If you ever used an app like Zite, the idea is that you subscribe to a specific number of channels, and within each of these channels there’s a number of keywords/categories/tags you can add to get additional news within your channel. When you launch the app it connects to a Zite server that provides the caption for all articles found, and uses that information to layout your “newspaper”. While you’re reading the news, the app doesn’t refresh the content. However, when you select a caption to actually read the article, it retrieves the article and displays it. Everything is done within the app. There are some that actually opens up a web page, but the majority simply retrieves the text scraped and presents it.
So, with that I see no reason why the app shouldn’t be able to download both the caption and the article itself, store it locally and display upon demand.
I do have Zite installed on my iPad and the scraping seems to work very well. As I understand it, though, Zite only looks at your Google Reader and Twitter accounts in order to determine what your interests are, but does not allow you to decide from where it should pull its contents. This allows the app to work with a controlled selection of sites and makes it easier for the developers of the app to tailor the scraping to the supported sites.
This is very different from an RSS news reader, which will allow you to consume any link in any feed served up by any site, so an offline reader has no idea what links you are going to add to its reading list. Even “Read It Later” has problems with, say, multipage articles from Anandtech. A Twitter client with offline capability (i.e. grab the latest messages, then grab the articles linked to directly from those messages) would have similar problems, given the random nature of those links.

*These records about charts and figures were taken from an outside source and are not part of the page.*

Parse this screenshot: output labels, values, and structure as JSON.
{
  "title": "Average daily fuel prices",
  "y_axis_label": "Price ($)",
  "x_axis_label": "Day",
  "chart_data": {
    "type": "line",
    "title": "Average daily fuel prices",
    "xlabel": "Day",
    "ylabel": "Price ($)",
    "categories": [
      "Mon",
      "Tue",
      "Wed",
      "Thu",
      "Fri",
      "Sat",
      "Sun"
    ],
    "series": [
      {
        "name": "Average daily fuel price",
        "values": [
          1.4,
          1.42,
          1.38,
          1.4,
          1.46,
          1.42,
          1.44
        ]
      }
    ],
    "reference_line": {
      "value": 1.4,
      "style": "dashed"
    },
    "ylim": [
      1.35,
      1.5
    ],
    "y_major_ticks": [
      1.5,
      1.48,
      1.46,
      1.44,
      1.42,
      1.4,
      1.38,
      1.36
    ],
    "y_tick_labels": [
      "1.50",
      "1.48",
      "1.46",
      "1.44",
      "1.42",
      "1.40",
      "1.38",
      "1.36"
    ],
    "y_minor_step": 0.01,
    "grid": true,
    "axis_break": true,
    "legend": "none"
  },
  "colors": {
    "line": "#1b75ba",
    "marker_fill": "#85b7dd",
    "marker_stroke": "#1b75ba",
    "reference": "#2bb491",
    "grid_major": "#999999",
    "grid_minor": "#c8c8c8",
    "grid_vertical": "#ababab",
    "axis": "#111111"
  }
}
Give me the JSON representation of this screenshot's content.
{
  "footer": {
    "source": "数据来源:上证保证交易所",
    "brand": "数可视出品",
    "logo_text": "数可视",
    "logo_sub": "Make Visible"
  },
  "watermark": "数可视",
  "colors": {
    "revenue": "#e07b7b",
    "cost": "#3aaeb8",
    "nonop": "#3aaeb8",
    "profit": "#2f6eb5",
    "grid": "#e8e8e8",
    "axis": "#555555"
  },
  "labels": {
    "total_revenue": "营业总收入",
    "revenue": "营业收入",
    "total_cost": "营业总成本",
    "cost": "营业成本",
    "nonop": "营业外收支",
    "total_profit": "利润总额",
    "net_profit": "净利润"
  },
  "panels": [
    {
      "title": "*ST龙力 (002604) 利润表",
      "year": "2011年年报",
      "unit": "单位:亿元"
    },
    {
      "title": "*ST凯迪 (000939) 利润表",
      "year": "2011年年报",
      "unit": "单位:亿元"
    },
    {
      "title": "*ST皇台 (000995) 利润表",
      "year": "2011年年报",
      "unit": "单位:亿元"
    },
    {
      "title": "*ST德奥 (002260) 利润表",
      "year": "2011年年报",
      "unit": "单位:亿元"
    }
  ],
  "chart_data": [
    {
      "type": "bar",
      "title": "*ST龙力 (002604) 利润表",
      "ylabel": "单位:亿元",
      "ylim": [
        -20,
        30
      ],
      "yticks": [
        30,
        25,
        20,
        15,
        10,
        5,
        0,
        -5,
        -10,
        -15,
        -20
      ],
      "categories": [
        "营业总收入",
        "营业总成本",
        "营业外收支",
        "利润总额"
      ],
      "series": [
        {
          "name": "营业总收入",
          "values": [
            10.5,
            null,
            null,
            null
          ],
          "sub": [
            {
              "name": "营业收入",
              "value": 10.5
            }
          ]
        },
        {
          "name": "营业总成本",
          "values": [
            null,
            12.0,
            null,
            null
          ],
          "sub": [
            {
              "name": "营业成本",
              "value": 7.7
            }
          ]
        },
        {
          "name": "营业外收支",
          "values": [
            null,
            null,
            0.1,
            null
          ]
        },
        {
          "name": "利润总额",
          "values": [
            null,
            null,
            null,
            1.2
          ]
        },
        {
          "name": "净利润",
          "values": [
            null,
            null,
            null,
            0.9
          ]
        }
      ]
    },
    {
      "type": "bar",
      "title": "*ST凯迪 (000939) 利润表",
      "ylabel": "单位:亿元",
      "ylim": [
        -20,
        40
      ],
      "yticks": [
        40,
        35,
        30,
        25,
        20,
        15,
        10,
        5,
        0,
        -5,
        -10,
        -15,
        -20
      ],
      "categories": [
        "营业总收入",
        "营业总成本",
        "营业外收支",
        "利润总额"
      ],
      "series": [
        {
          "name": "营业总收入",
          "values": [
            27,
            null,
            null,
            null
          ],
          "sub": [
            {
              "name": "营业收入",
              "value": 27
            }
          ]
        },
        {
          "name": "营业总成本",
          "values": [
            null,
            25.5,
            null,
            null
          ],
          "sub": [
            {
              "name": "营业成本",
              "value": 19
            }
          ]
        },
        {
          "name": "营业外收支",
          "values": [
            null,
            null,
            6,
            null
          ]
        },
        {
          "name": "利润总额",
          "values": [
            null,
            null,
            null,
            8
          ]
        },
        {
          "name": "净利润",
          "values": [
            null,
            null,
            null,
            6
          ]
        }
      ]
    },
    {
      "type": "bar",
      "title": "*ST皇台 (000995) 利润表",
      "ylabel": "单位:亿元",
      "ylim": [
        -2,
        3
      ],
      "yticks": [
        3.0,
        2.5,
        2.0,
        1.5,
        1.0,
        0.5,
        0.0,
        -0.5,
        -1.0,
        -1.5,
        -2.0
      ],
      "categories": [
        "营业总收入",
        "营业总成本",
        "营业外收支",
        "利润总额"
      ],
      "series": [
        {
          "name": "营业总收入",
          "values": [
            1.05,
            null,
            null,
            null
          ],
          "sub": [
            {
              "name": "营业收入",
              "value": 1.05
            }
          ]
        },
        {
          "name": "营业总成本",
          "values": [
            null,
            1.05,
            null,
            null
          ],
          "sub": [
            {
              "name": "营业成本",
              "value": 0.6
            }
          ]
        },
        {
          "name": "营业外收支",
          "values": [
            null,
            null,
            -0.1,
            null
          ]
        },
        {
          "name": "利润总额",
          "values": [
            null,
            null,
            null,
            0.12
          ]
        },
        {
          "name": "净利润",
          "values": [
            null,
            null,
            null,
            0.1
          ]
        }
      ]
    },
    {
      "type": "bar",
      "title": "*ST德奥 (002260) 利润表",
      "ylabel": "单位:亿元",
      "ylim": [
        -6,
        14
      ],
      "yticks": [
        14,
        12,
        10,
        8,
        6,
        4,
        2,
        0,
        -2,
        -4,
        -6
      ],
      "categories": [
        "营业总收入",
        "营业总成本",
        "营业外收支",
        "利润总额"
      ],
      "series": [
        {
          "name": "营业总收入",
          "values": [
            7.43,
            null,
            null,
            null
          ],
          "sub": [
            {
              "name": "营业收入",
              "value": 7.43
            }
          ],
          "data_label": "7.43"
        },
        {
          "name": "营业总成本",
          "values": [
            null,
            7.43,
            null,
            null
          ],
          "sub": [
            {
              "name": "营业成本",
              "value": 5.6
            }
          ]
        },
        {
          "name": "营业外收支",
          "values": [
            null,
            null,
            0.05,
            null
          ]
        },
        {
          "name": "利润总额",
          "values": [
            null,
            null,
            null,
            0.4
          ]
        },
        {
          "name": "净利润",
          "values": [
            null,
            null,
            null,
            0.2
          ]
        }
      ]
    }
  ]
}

So you are right, a *curated* application like Zite could have such an offline capability, but in a way, it is not much different from simply subscribing to and downloading a daily newspaper or weekly/monthly magazine to your iPad, in which case, what is the point, other than the information being slightly more up to date.
Non-curated news readers would have their fair share of problems and that the current system with a few external offline readers with open apis is the best solution and what we will have to live with for a while. Correct me if I’m wrong, but somehow I do not see Apple providing offline reading capabilities to iOS/Safari because a) it is hard to get right and b) it would get them in trouble with the content providers. The best they offer is the ability to add links to a reading list, but this still requires you to be online.
No, I read the news when I am online. If I come across a long article, I add it to my “Read It Later” reading list for later consumption. That way, I always have something to read, even when I am offline. As it happens, I am online most of the time, but even so, Read It Later provides a uniform, distraction-free reading experience for long articles. Try it. The Pro version is only $2.99.